Estamos sentadas no café da Livraria Argumento, no Rio de Janeiro, local escolhido por ela para esta entrevista. Estava particularmente curiosa para conhecer a protagonista do livro Em Busca da Cura, de autoria de Marcus e publicado este ano pela Casa da Palavra. A obra relata em detalhes a jornada do ex-casal em uma viagem transformadora à Índia para tentar a recuperação de Laura com ayurveda, a milenar medicina indiana, que utiliza óleos, massagens, ervas e uma rígida dieta alimentar.
A característica mais importante da esclerose múltipla é a imprevisibilidade dos surtos. A Laura sentada à minha frente neste 2013 é uma mulher sem surtos desde 2008. Viaja todos os anos para a Índia para submeter-se a tratamentos de manutenção e obedece a uma rotina espartana de cuidados com corpo e mente.
Transformou a ayurveda em seu ganha-pão. Tornou-se terapeuta ayurvédica formada pelo Ganga Spa e com especialização em Herbologia, Saúde da Mulher, Nutrição e Culinária pela International Academy of Ayurveda em Pune, na Índia. Ministra cursos de culinária, palestras e orientações personalizadas por todo o país.

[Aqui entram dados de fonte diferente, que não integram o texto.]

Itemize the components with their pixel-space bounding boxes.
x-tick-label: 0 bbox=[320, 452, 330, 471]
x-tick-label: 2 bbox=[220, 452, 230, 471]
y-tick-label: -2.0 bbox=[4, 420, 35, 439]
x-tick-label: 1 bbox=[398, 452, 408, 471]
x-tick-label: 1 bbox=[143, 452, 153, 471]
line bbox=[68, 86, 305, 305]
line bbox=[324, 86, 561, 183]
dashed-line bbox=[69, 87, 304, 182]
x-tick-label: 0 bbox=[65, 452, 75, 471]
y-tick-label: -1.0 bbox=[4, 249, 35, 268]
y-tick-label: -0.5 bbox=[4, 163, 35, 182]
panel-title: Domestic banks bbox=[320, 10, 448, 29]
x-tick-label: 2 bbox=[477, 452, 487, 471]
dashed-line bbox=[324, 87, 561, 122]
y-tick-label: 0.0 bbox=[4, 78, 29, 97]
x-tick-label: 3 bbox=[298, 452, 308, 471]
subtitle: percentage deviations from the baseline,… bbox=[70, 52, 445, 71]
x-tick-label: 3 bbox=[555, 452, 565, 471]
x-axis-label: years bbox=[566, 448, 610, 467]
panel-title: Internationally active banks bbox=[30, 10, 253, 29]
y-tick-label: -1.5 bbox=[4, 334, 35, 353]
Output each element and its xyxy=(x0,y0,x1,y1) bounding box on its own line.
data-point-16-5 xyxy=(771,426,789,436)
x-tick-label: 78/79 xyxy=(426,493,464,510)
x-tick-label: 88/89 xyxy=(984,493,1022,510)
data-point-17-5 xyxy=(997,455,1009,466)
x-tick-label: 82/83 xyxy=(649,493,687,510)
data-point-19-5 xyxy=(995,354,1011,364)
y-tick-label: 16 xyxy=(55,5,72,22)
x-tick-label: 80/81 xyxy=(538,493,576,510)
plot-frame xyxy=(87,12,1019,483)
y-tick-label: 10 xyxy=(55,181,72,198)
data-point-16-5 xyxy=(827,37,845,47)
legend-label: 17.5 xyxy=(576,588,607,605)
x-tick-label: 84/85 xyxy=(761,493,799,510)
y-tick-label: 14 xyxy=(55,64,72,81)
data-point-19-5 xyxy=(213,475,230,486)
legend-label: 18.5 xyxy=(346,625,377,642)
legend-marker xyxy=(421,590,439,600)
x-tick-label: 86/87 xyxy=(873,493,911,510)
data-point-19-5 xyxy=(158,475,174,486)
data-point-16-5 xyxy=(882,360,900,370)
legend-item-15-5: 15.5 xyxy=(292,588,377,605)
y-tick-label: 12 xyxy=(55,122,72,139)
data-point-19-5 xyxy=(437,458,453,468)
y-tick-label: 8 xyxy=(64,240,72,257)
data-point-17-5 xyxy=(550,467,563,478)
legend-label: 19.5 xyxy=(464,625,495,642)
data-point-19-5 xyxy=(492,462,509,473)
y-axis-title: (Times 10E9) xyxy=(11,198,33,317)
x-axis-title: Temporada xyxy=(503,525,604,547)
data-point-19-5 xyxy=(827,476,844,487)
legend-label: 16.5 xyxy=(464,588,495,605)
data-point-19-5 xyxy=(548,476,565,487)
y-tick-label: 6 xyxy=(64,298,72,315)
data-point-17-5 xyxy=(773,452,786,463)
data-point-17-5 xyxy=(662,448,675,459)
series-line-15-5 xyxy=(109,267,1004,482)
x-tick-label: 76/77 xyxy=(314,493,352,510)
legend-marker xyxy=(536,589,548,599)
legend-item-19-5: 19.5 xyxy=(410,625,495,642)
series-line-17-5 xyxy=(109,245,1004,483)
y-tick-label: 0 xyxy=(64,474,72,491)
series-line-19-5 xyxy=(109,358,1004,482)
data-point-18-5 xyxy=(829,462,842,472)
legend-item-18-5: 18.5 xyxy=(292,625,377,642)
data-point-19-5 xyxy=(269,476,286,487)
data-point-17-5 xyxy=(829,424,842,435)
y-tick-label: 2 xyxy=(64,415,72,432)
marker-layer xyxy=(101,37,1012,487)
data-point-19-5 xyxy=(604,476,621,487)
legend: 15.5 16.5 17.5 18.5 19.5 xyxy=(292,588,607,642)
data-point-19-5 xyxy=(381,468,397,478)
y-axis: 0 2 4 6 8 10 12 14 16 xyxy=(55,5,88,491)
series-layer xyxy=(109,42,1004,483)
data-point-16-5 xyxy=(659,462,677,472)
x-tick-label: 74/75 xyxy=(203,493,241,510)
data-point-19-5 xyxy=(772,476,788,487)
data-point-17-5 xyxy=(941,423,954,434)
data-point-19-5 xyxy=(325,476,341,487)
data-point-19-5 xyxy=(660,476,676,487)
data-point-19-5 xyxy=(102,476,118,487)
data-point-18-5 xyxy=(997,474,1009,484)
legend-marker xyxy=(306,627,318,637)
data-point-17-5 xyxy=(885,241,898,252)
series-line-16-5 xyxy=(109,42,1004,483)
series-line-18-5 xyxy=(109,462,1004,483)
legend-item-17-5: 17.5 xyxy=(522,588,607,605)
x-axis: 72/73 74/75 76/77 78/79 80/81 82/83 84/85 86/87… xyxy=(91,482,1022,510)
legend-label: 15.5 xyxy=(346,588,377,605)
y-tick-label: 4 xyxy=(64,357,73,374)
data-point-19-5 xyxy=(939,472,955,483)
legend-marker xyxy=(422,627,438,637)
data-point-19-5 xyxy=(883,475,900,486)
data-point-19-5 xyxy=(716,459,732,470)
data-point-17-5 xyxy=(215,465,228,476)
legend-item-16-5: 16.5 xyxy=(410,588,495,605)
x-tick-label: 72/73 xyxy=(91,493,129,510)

Acaba de lançar O Sabor da Harmonia - Receitas Ayurvédicas para o Bem-Estar.
? Mudei e ganhei minha vida de volta ? sorri.
Foi uma transformação radical que iniciou com um tratamento ainda mais radical em uma clínica cercada pela natureza. Laura passou por tratamentos nada convencionais, como mergulhar os olhos em manteiga clarificada, conhecida como ghee, ou colocar capacete feito de pão e folha de bananeira dentro do qual eram despejados três litros de óleo medicinal aquecido.
Enquanto esteve internada, o estado piorou bastante, uma vez que a ayurveda não combate os sintomas e sim busca tratar a causa da doença. Tinha cãimbras horríveis que duravam a madrugada inteira.
? Mas enfiei na cabeça que aquilo ia me curar ?lembra. ?Logo que voltamos ao Brasil, reparei que estava enxergando novamente durante a noite. Antes, via apenas uns borrões. Já era um sinal visível de melhora.
Laura vive e convive com o prognóstico de uma doença ainda sem cura. A diferença é a nova forma de encarar a vida.
?O que tem me curado é a mudança de comportamento, a minha maneira mais leve e tranquila de ser - ressalta, em uma entrevista cujas respostas reafirmam a nova crença como um dogma a ser seguido.
Laura fotografada em sua casa, na Barra da Tijuca, no Rio, após cinco anos sem desenvolver surtos da doença: "Mudei e ganhei minha vida de volta"
>> Conheça os sintomas da esclerose múltipla
- Perda súbita da visão,
- visão dupla ou turva
- Dormência ou falta de força em um lado do corpo
- Desequilíbrio ao caminhar
- Formigamento do peito para baixo
- Fadiga intensa
- Fala enrolada
:: Em matéria publicada por ZH, veja dicas sobre como lidar com doenças neurodegenerativas
>> Tratamento
- Medicamentos injetáveis capazes de diminuir os surtos são administrados com sucesso em boa parte dos casos. Os quatro mais antigos são os imunomoduladores (aumentam a resposta orgânica contra alguns microorganismos), que reduzem em 35% o risco de novos surtos e são fornecidos gratuitamente pelo governo.
- Está para ser lançado um novo tipo de injeção que pode diminuir esse risco em 65%. Há ainda pacientes sendo testados no mundo inteiro, inclusive na Capital, com um remédio que pode reduzir em 85% a chance de crises
Confira a entrevista com Laura Pires:
Donna - Essa viagem em busca da cura aconteceu em 2006, ou seja, há sete anos. Você diz que ainda é difícil ler o livro e recordar? Por quê?
Laura Pires - Ainda não me acostumei, por incrível que pareça. Reviver cada detalhe daquela fase não é nada bom. Toda vez que encontro alguém que tem esclerose múltipla, volta tudo na minha cabeça, começo a relembrar o que eu passei e isso não é nada fácil.
Donna - Marcus foi extremamente detalhista em seu relato no livro Em Busca da Cura, inclusive contando fatos que talvez você nem deva ter tomado conhecimento na época.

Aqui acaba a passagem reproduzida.